How many times do i call or text the people i hold dear to my heart each day to know how they are doing? But do i ever ask myself how i am faring on in this gamble called life? I can drop everything just to go offer my shoulder to a friend going through trouble. But in bad situations i have gone through, when have i ever silenced everything just to hear what me is feeling? Or do i just assume its okay and continue ‘living life’.
Much thought do i give to my loved ones. I think about the friendships i have and the relationship i am in. Is there a way to make things better, are we okay with each other and if not what can be done about it, what can i do to make them happy, is there a trait in me that needs to be changed for things to be okay, are they treating me right, do i feel treasured and loved, is my love being reciprocated?
But how many times do i ever sit me and myself down to analyse our relationship. Are we treating each other right. Or is me imposing her will to myself? Signs like stress and bad moods all the time should draw attention to an underlying problem within myself but how many times do i just assume that they are passing emotions that are very normal and should not be a matter of concern?
I love reminding the people that i love that i love them. But i can’t remember when i ever whispered to myself that i love me. I guess i have always assumed that i do love myself. But if others need to hear that constantly then how about me? How many times do i complement others on how they look? Yet i don’t remember the last time i looked myself in the mirror and said” you look beautiful” without meaning the clothe i’ve put on.

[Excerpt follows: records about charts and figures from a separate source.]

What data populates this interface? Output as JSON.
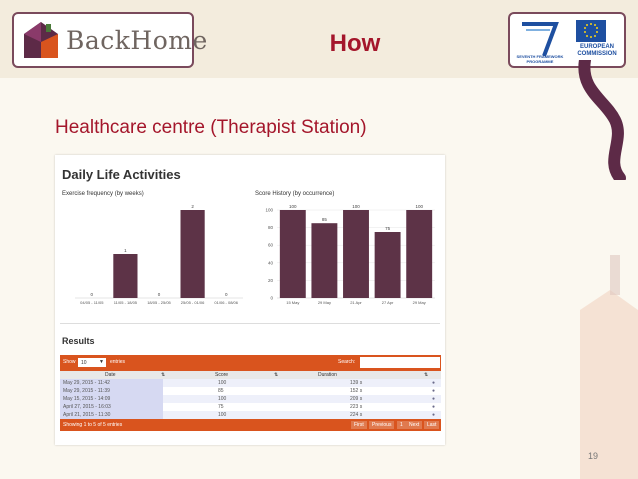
{
  "header": {
    "logo_text": "BackHome",
    "title": "How",
    "fp7_text": "SEVENTH FRAMEWORK PROGRAMME",
    "eu_text": "EUROPEAN COMMISSION"
  },
  "subtitle": "Healthcare centre (Therapist Station)",
  "screenshot": {
    "title": "Daily Life Activities",
    "panel_left_title": "Exercise frequency (by weeks)",
    "panel_right_title": "Score History (by occurrence)",
    "results_title": "Results",
    "table": {
      "show_label": "Show",
      "show_value": "10",
      "entries_label": "entries",
      "search_label": "Search:",
      "headers": [
        "Date",
        "Score",
        "Duration"
      ],
      "rows": [
        {
          "date": "May 29, 2015 - 11:42",
          "score": "100",
          "duration": "139 s"
        },
        {
          "date": "May 29, 2015 - 11:39",
          "score": "85",
          "duration": "152 s"
        },
        {
          "date": "May 15, 2015 - 14:09",
          "score": "100",
          "duration": "209 s"
        },
        {
          "date": "April 27, 2015 - 16:03",
          "score": "75",
          "duration": "223 s"
        },
        {
          "date": "April 21, 2015 - 11:30",
          "score": "100",
          "duration": "224 s"
        }
      ],
      "footer_info": "Showing 1 to 5 of 5 entries",
      "pagination": [
        "First",
        "Previous",
        "1",
        "Next",
        "Last"
      ]
    }
  },
  "chart_data": [
    {
      "type": "bar",
      "title": "Exercise frequency (by weeks)",
      "categories": [
        "04/05 - 11/05",
        "11/05 - 18/05",
        "18/05 - 25/05",
        "25/05 - 01/06",
        "01/06 - 08/06"
      ],
      "values": [
        0,
        1,
        0,
        2,
        0
      ],
      "data_labels": [
        "0",
        "1",
        "0",
        "2",
        "0"
      ],
      "ylim": [
        0,
        2
      ],
      "grid": false
    },
    {
      "type": "bar",
      "title": "Score History (by occurrence)",
      "categories": [
        "15 May",
        "29 May",
        "21 Apr",
        "27 Apr",
        "29 May"
      ],
      "values": [
        100,
        85,
        100,
        75,
        100
      ],
      "data_labels": [
        "100",
        "85",
        "100",
        "75",
        "100"
      ],
      "yticks": [
        "0",
        "20",
        "40",
        "60",
        "80",
        "100"
      ],
      "ylim": [
        0,
        100
      ],
      "grid": true
    }
  ],
  "colors": {
    "accent": "#a4162b",
    "bar": "#5d3347",
    "table_bar": "#d9541e",
    "row_highlight": "#d6d9f2"
  },
  "page_number": "19"
}
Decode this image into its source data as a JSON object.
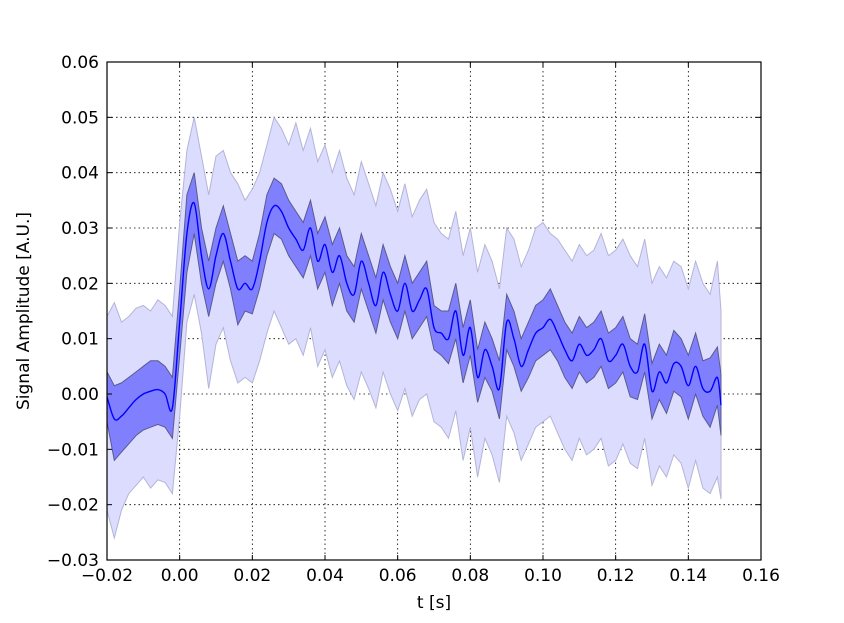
{
  "chart_data": {
    "type": "line",
    "title": "",
    "xlabel": "t [s]",
    "ylabel": "Signal Amplitude [A.U.]",
    "xlim": [
      -0.02,
      0.16
    ],
    "ylim": [
      -0.03,
      0.06
    ],
    "xticks": [
      -0.02,
      0.0,
      0.02,
      0.04,
      0.06,
      0.08,
      0.1,
      0.12,
      0.14,
      0.16
    ],
    "xtick_labels": [
      "−0.02",
      "0.00",
      "0.02",
      "0.04",
      "0.06",
      "0.08",
      "0.10",
      "0.12",
      "0.14",
      "0.16"
    ],
    "yticks": [
      -0.03,
      -0.02,
      -0.01,
      0.0,
      0.01,
      0.02,
      0.03,
      0.04,
      0.05,
      0.06
    ],
    "ytick_labels": [
      "−0.03",
      "−0.02",
      "−0.01",
      "0.00",
      "0.01",
      "0.02",
      "0.03",
      "0.04",
      "0.05",
      "0.06"
    ],
    "grid": true,
    "colors": {
      "line": "#0000ff",
      "inner_band": "#8080ff",
      "inner_band_edge": "#5a5a8c",
      "outer_band": "#dcdcff",
      "outer_band_edge": "#b4b4d6"
    },
    "series": [
      {
        "name": "mean",
        "x": [
          -0.02,
          -0.018,
          -0.016,
          -0.014,
          -0.012,
          -0.01,
          -0.008,
          -0.006,
          -0.004,
          -0.002,
          0.0,
          0.002,
          0.004,
          0.006,
          0.008,
          0.01,
          0.012,
          0.014,
          0.016,
          0.018,
          0.02,
          0.022,
          0.024,
          0.026,
          0.028,
          0.03,
          0.032,
          0.034,
          0.036,
          0.038,
          0.04,
          0.042,
          0.044,
          0.046,
          0.048,
          0.05,
          0.052,
          0.054,
          0.056,
          0.058,
          0.06,
          0.062,
          0.064,
          0.066,
          0.068,
          0.07,
          0.072,
          0.074,
          0.076,
          0.078,
          0.08,
          0.082,
          0.084,
          0.086,
          0.088,
          0.09,
          0.092,
          0.094,
          0.096,
          0.098,
          0.1,
          0.102,
          0.104,
          0.106,
          0.108,
          0.11,
          0.112,
          0.114,
          0.116,
          0.118,
          0.12,
          0.122,
          0.124,
          0.126,
          0.128,
          0.13,
          0.132,
          0.134,
          0.136,
          0.138,
          0.14,
          0.142,
          0.144,
          0.146,
          0.148,
          0.149
        ],
        "y": [
          -0.0005,
          -0.0045,
          -0.004,
          -0.0025,
          -0.001,
          0.0,
          0.0005,
          0.0008,
          0.0,
          -0.0025,
          0.013,
          0.029,
          0.0345,
          0.025,
          0.019,
          0.025,
          0.029,
          0.024,
          0.019,
          0.02,
          0.019,
          0.024,
          0.031,
          0.034,
          0.033,
          0.03,
          0.028,
          0.026,
          0.03,
          0.024,
          0.027,
          0.022,
          0.025,
          0.02,
          0.018,
          0.024,
          0.02,
          0.016,
          0.022,
          0.018,
          0.015,
          0.02,
          0.015,
          0.017,
          0.019,
          0.012,
          0.011,
          0.01,
          0.015,
          0.007,
          0.012,
          0.003,
          0.008,
          0.005,
          0.001,
          0.013,
          0.01,
          0.005,
          0.008,
          0.011,
          0.012,
          0.0135,
          0.011,
          0.008,
          0.006,
          0.009,
          0.007,
          0.008,
          0.01,
          0.006,
          0.007,
          0.009,
          0.005,
          0.004,
          0.009,
          0.0005,
          0.004,
          0.002,
          0.0055,
          0.005,
          0.0015,
          0.005,
          0.001,
          0.0005,
          0.003,
          -0.002
        ]
      },
      {
        "name": "inner_band",
        "x": [
          -0.02,
          -0.018,
          -0.016,
          -0.014,
          -0.012,
          -0.01,
          -0.008,
          -0.006,
          -0.004,
          -0.002,
          0.0,
          0.002,
          0.004,
          0.006,
          0.008,
          0.01,
          0.012,
          0.014,
          0.016,
          0.018,
          0.02,
          0.022,
          0.024,
          0.026,
          0.028,
          0.03,
          0.032,
          0.034,
          0.036,
          0.038,
          0.04,
          0.042,
          0.044,
          0.046,
          0.048,
          0.05,
          0.052,
          0.054,
          0.056,
          0.058,
          0.06,
          0.062,
          0.064,
          0.066,
          0.068,
          0.07,
          0.072,
          0.074,
          0.076,
          0.078,
          0.08,
          0.082,
          0.084,
          0.086,
          0.088,
          0.09,
          0.092,
          0.094,
          0.096,
          0.098,
          0.1,
          0.102,
          0.104,
          0.106,
          0.108,
          0.11,
          0.112,
          0.114,
          0.116,
          0.118,
          0.12,
          0.122,
          0.124,
          0.126,
          0.128,
          0.13,
          0.132,
          0.134,
          0.136,
          0.138,
          0.14,
          0.142,
          0.144,
          0.146,
          0.148,
          0.149
        ],
        "lower": [
          -0.005,
          -0.012,
          -0.0105,
          -0.009,
          -0.0075,
          -0.0065,
          -0.006,
          -0.0055,
          -0.006,
          -0.008,
          0.007,
          0.022,
          0.029,
          0.02,
          0.014,
          0.02,
          0.024,
          0.019,
          0.0125,
          0.015,
          0.0145,
          0.019,
          0.025,
          0.029,
          0.028,
          0.025,
          0.023,
          0.021,
          0.025,
          0.019,
          0.022,
          0.016,
          0.02,
          0.015,
          0.013,
          0.019,
          0.015,
          0.011,
          0.017,
          0.013,
          0.01,
          0.015,
          0.01,
          0.012,
          0.014,
          0.008,
          0.007,
          0.0055,
          0.01,
          0.002,
          0.007,
          -0.0015,
          0.003,
          0.0005,
          -0.0045,
          0.008,
          0.005,
          0.0005,
          0.003,
          0.006,
          0.007,
          0.008,
          0.006,
          0.003,
          0.001,
          0.004,
          0.002,
          0.003,
          0.005,
          0.001,
          0.002,
          0.004,
          -0.0005,
          -0.001,
          0.004,
          -0.0045,
          -0.001,
          -0.0035,
          0.0005,
          -0.0005,
          -0.0045,
          0.0,
          -0.004,
          -0.006,
          -0.002,
          -0.0075
        ],
        "upper": [
          0.004,
          0.0015,
          0.002,
          0.003,
          0.004,
          0.005,
          0.006,
          0.006,
          0.005,
          0.003,
          0.019,
          0.036,
          0.04,
          0.03,
          0.024,
          0.03,
          0.034,
          0.029,
          0.024,
          0.025,
          0.024,
          0.029,
          0.036,
          0.039,
          0.038,
          0.035,
          0.033,
          0.031,
          0.035,
          0.029,
          0.032,
          0.027,
          0.03,
          0.025,
          0.023,
          0.029,
          0.025,
          0.021,
          0.027,
          0.023,
          0.02,
          0.025,
          0.02,
          0.022,
          0.024,
          0.016,
          0.015,
          0.015,
          0.02,
          0.012,
          0.017,
          0.008,
          0.013,
          0.01,
          0.006,
          0.018,
          0.015,
          0.01,
          0.013,
          0.016,
          0.017,
          0.019,
          0.016,
          0.013,
          0.011,
          0.014,
          0.012,
          0.013,
          0.015,
          0.011,
          0.012,
          0.014,
          0.01,
          0.009,
          0.0145,
          0.0055,
          0.009,
          0.007,
          0.0115,
          0.01,
          0.007,
          0.011,
          0.006,
          0.0065,
          0.0085,
          0.0035
        ]
      },
      {
        "name": "outer_band",
        "x": [
          -0.02,
          -0.018,
          -0.016,
          -0.014,
          -0.012,
          -0.01,
          -0.008,
          -0.006,
          -0.004,
          -0.002,
          0.0,
          0.002,
          0.004,
          0.006,
          0.008,
          0.01,
          0.012,
          0.014,
          0.016,
          0.018,
          0.02,
          0.022,
          0.024,
          0.026,
          0.028,
          0.03,
          0.032,
          0.034,
          0.036,
          0.038,
          0.04,
          0.042,
          0.044,
          0.046,
          0.048,
          0.05,
          0.052,
          0.054,
          0.056,
          0.058,
          0.06,
          0.062,
          0.064,
          0.066,
          0.068,
          0.07,
          0.072,
          0.074,
          0.076,
          0.078,
          0.08,
          0.082,
          0.084,
          0.086,
          0.088,
          0.09,
          0.092,
          0.094,
          0.096,
          0.098,
          0.1,
          0.102,
          0.104,
          0.106,
          0.108,
          0.11,
          0.112,
          0.114,
          0.116,
          0.118,
          0.12,
          0.122,
          0.124,
          0.126,
          0.128,
          0.13,
          0.132,
          0.134,
          0.136,
          0.138,
          0.14,
          0.142,
          0.144,
          0.146,
          0.148,
          0.149
        ],
        "lower": [
          -0.021,
          -0.026,
          -0.021,
          -0.018,
          -0.0165,
          -0.015,
          -0.017,
          -0.0155,
          -0.016,
          -0.018,
          -0.004,
          0.013,
          0.018,
          0.011,
          0.001,
          0.009,
          0.012,
          0.006,
          0.002,
          0.003,
          0.002,
          0.006,
          0.011,
          0.015,
          0.012,
          0.009,
          0.01,
          0.007,
          0.012,
          0.005,
          0.008,
          0.003,
          0.006,
          0.0015,
          -0.001,
          0.004,
          0.001,
          -0.0025,
          0.004,
          0.0,
          -0.003,
          0.001,
          -0.004,
          -0.001,
          0.0,
          -0.005,
          -0.006,
          -0.008,
          -0.003,
          -0.012,
          -0.006,
          -0.015,
          -0.008,
          -0.011,
          -0.016,
          -0.004,
          -0.007,
          -0.012,
          -0.009,
          -0.006,
          -0.005,
          -0.004,
          -0.007,
          -0.01,
          -0.012,
          -0.008,
          -0.011,
          -0.01,
          -0.008,
          -0.013,
          -0.012,
          -0.009,
          -0.0125,
          -0.0135,
          -0.008,
          -0.0165,
          -0.013,
          -0.015,
          -0.011,
          -0.0125,
          -0.017,
          -0.012,
          -0.017,
          -0.018,
          -0.015,
          -0.019
        ],
        "upper": [
          0.014,
          0.0165,
          0.013,
          0.014,
          0.0155,
          0.016,
          0.015,
          0.017,
          0.016,
          0.014,
          0.031,
          0.044,
          0.05,
          0.043,
          0.036,
          0.043,
          0.044,
          0.04,
          0.038,
          0.035,
          0.037,
          0.04,
          0.045,
          0.05,
          0.048,
          0.045,
          0.049,
          0.044,
          0.048,
          0.042,
          0.045,
          0.04,
          0.044,
          0.039,
          0.036,
          0.042,
          0.038,
          0.034,
          0.04,
          0.037,
          0.033,
          0.038,
          0.032,
          0.035,
          0.037,
          0.031,
          0.029,
          0.028,
          0.033,
          0.025,
          0.03,
          0.022,
          0.027,
          0.024,
          0.019,
          0.03,
          0.028,
          0.023,
          0.026,
          0.03,
          0.031,
          0.029,
          0.028,
          0.026,
          0.024,
          0.027,
          0.025,
          0.026,
          0.029,
          0.025,
          0.026,
          0.028,
          0.025,
          0.023,
          0.028,
          0.02,
          0.023,
          0.021,
          0.024,
          0.023,
          0.019,
          0.024,
          0.02,
          0.018,
          0.024,
          0.015
        ]
      }
    ]
  }
}
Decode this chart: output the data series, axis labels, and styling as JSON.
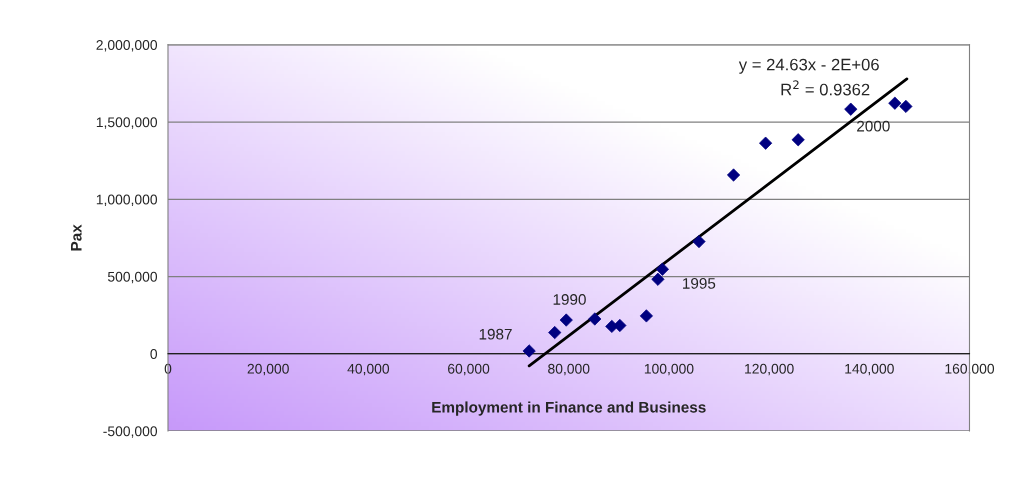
{
  "chart_data": {
    "type": "scatter",
    "xlabel": "Employment in Finance and Business",
    "ylabel": "Pax",
    "xlim": [
      0,
      160000
    ],
    "xticks": [
      {
        "value": 0,
        "label": "0"
      },
      {
        "value": 20000,
        "label": "20,000"
      },
      {
        "value": 40000,
        "label": "40,000"
      },
      {
        "value": 60000,
        "label": "60,000"
      },
      {
        "value": 80000,
        "label": "80,000"
      },
      {
        "value": 100000,
        "label": "100,000"
      },
      {
        "value": 120000,
        "label": "120,000"
      },
      {
        "value": 140000,
        "label": "140,000"
      },
      {
        "value": 160000,
        "label": "160,000"
      }
    ],
    "ylim": [
      -500000,
      2000000
    ],
    "yticks": [
      {
        "value": -500000,
        "label": "-500,000"
      },
      {
        "value": 0,
        "label": "0"
      },
      {
        "value": 500000,
        "label": "500,000"
      },
      {
        "value": 1000000,
        "label": "1,000,000"
      },
      {
        "value": 1500000,
        "label": "1,500,000"
      },
      {
        "value": 2000000,
        "label": "2,000,000"
      }
    ],
    "grid": "y",
    "marker": "diamond",
    "series": [
      {
        "color": "#000080",
        "x": [
          72100,
          77200,
          79500,
          85200,
          88600,
          90200,
          95500,
          97800,
          98700,
          106000,
          112900,
          119300,
          125800,
          136300,
          145100,
          147300
        ],
        "values": [
          18000,
          137000,
          218000,
          225000,
          177000,
          183000,
          245000,
          482000,
          547000,
          726000,
          1157000,
          1363000,
          1385000,
          1583000,
          1622000,
          1601000
        ]
      },
      {
        "type": "line",
        "marker": "none",
        "color": "#000000",
        "x": [
          72100,
          147500
        ],
        "values": [
          -78000,
          1779000
        ]
      }
    ],
    "annotations": [
      {
        "text": "1987",
        "x": 72100,
        "y": 18000
      },
      {
        "text": "1990",
        "x": 85200,
        "y": 225000
      },
      {
        "text": "1995",
        "x": 98700,
        "y": 547000
      },
      {
        "text": "2000",
        "x": 136300,
        "y": 1583000
      },
      "y = 24.63x - 2E+06",
      "R$^{2}$ = 0.9362"
    ]
  }
}
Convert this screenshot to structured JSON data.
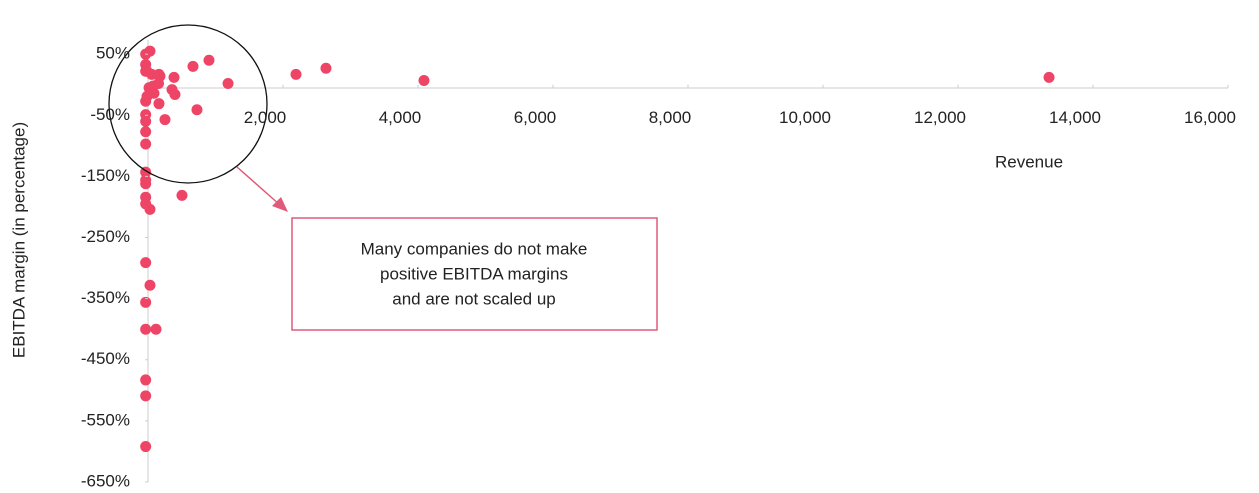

I have invested so much into my relationships with others. But is there any investment i have contributed to my relationship with myself? How many times do i take time out to myself? To just think about what me wants, needs , aspires to be, feels and thinks. How many times do i seek approval within myself or have i conformed to what the society expects me to do and be?
Do i ever celebrate myself? Like just be glad i am who i am. To see all the flaws and weaknesses in myself and still accept that that which i am is beautiful? To appreciate my personality without comparing it to anyone else’s? To thank God he created me to be who i am without thinking about the position or place my life is at on earth?
I believe souls don’t die. People do, bodies do. Meaning me and myself are for eternity. So why invest so much on beings that at some point, we will be separated but not on the one ‘person’ i’ll forever be with?
As i passed some shop i decided to stop and buy sweets. In my whole adult life the only sweets i have ever bought are tropicals for supposed health benefits. The toffees melting in my mouth reminded me of my childhood days when all the money i got was spent on sweets. Everything i did as a child was for self fulfillment. I pleased myself. I ensured i spent my free time doing things i loved n wanted to do.
But what changed that i do not even remember indulging myself in simple gratifying things? Yes there are responsiblities that come with growing up but does that remove me from the center point of my life to the furthest corner whilst everyone else takes the front stage?
I have always assumed that the decisions i make are from everything within me. That i love myself. That there is no need for finding the inner mercy. But today my thoughts came to a very alarming conclusion that requires an about turn on how i treat myself emotionally.
I have concluded that no, at this point in my life i wouldn’t take a bullet for myself.